The books own summary:

Control

  • Find the genetic code for control and rewrite it.
  • Act your way to new thinking.
  • Short, early conversations make efficient work.
  • Use “I intend to . . .” to turn passive followers into active leaders.
  • Resist the urge to provide solutions.
  • Eliminate top-down monitoring systems.
  • Think out loud (both superiors and subordinates).
  • Embrace the inspectors.

Competence

  • Take deliberate action.
  • We learn (everywhere, all the time).
  • Don’t brief, certify.
  • Continually and consistently repeat the message.
  • Specify goals, not methods.

Clarity

  • Achieve excellence, don’t just avoid errors.
  • Build trust and take care of your people.
  • Use your legacy for inspiration.
  • Use guiding principles for decision criteria.
  • Use immediate recognition to reinforce desired behaviors.
  • Begin with the end in mind.
  • Encourage a questioning attitude over blind obedience.

The guy’s website:
http://www.davidmarquet.com/tools/

includes some worksheets or cards.


Meta: this was written as an email to a friend.  Figured I should publish it online.  I would recommend this book if you are in a leadership position where you are living in a system that is broken and change is needed.

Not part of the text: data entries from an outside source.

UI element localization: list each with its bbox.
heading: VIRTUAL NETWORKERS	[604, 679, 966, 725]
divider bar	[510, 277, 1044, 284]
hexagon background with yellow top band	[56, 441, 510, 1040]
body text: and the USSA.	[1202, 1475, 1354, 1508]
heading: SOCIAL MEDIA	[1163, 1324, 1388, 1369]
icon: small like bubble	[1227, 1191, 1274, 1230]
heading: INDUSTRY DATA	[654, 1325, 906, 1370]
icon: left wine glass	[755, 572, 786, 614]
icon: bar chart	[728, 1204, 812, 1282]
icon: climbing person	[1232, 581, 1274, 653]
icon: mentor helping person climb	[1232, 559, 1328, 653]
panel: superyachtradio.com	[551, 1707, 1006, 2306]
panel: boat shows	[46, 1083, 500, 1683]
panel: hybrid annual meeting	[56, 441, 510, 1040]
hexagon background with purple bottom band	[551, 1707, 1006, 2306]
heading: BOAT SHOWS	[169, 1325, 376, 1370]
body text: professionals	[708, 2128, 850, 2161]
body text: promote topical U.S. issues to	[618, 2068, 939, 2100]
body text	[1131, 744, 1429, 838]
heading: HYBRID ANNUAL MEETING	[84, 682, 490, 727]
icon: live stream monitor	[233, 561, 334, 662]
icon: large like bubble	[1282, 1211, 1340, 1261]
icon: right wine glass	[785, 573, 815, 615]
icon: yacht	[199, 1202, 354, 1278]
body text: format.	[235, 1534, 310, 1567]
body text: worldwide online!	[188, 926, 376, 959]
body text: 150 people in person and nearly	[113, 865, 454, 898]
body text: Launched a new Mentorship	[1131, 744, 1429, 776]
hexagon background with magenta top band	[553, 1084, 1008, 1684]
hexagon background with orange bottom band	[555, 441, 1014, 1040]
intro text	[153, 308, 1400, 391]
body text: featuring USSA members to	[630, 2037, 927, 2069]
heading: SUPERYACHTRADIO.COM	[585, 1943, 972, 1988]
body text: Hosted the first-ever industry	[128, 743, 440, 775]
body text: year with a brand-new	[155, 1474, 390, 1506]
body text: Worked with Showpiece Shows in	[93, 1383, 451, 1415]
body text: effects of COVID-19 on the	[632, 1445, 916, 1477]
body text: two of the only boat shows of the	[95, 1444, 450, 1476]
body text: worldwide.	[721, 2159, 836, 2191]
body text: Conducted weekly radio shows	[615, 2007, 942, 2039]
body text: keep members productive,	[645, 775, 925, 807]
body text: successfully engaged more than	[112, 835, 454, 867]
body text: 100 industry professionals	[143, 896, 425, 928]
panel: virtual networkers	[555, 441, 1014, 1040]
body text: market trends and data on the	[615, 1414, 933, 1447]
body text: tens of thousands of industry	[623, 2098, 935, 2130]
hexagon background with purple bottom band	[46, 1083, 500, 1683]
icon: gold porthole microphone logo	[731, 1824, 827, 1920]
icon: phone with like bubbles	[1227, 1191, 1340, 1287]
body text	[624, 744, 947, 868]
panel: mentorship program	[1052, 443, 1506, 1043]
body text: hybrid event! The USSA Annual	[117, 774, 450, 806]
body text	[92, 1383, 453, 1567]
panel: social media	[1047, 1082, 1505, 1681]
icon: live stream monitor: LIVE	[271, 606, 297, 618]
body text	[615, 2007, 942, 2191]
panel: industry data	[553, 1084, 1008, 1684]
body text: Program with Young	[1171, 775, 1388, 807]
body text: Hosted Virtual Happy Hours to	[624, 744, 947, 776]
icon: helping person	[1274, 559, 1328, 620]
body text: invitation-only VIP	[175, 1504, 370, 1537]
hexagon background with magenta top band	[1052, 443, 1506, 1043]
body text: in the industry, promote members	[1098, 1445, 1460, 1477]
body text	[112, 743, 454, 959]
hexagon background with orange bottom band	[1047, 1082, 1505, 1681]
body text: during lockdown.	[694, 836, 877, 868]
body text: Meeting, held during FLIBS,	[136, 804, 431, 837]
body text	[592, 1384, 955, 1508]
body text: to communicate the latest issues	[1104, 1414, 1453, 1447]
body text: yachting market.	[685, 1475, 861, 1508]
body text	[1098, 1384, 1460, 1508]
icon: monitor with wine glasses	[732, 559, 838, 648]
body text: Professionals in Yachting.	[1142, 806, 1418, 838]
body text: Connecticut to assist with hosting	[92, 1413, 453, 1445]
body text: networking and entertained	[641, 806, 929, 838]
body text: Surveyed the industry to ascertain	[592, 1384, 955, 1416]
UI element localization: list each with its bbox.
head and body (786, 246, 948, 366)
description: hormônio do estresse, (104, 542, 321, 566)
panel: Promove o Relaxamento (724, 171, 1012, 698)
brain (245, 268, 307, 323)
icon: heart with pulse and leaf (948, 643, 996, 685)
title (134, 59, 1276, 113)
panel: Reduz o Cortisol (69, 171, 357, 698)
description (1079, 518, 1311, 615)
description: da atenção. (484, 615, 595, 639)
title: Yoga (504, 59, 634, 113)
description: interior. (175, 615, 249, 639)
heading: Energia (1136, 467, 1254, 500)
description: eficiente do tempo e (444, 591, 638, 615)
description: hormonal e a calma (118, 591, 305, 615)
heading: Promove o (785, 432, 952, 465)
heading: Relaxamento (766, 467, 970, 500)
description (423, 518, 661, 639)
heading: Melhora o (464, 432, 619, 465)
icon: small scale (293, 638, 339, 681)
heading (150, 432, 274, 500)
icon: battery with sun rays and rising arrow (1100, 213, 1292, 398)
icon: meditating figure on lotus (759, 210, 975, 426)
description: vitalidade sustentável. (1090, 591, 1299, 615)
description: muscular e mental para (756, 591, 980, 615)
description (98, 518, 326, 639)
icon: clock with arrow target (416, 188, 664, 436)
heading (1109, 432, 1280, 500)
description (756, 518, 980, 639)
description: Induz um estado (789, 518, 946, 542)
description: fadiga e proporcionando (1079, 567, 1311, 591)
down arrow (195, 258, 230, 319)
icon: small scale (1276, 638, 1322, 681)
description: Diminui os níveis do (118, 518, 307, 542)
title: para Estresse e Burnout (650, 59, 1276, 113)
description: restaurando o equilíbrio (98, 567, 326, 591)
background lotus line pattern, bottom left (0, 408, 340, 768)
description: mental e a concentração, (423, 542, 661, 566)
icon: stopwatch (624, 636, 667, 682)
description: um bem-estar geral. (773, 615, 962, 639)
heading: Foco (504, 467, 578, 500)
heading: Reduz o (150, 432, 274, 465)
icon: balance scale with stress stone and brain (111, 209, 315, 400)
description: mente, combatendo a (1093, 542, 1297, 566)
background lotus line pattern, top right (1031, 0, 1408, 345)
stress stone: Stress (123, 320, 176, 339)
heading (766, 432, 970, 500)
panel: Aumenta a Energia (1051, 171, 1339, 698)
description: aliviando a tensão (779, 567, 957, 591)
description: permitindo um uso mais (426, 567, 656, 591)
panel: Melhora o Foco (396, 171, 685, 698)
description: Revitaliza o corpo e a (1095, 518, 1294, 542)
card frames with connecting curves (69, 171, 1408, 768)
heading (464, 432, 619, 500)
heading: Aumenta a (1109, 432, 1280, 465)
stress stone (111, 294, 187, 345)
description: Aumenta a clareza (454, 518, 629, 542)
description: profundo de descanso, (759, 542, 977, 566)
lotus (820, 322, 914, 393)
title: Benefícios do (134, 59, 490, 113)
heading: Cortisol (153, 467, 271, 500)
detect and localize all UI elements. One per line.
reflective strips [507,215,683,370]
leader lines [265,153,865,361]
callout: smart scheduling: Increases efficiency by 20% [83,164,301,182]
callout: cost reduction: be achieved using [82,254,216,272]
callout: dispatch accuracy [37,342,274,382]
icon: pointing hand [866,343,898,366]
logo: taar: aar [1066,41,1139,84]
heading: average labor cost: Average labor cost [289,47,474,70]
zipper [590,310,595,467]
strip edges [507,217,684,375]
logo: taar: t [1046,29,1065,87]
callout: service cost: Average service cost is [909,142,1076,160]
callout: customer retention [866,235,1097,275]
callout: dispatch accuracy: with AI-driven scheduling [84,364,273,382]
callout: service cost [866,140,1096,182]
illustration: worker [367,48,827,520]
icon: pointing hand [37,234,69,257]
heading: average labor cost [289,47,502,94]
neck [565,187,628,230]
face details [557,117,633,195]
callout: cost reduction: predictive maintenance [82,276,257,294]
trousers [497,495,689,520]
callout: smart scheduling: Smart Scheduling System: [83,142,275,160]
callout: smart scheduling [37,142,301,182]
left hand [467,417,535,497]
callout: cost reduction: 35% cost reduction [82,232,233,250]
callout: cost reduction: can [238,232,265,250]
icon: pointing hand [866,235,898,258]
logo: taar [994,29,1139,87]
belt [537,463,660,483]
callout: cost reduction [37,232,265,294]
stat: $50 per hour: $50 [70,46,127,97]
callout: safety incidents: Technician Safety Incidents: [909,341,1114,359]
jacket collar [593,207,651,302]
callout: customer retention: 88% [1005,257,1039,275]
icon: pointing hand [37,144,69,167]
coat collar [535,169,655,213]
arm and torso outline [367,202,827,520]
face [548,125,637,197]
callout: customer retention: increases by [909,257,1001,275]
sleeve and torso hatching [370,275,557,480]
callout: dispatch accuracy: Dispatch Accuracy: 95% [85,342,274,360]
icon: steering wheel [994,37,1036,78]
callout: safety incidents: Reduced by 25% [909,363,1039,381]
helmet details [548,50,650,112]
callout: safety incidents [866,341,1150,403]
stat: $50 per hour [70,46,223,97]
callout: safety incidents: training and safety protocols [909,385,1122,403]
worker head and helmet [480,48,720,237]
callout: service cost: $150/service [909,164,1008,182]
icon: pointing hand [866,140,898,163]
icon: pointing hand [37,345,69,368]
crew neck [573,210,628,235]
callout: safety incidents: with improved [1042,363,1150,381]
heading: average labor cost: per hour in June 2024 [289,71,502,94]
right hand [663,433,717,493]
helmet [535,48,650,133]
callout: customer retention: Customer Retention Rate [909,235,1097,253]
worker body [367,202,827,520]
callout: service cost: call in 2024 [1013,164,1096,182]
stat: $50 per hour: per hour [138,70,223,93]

You won’t need this book if you are surrounded by people who are already engaged in a good culture and there is a way to go over the top with “making good culture” and not actually get the real work done.

This took 45mins to write.  I read this book via Text to Speech from the ebook using FBreader.  I would recommend this method of reading to everyone.  Pick a book and try it for that book, I was stubborn and didn’t want to try it for more than two years.  Then I experimented with it once, and now I power through books.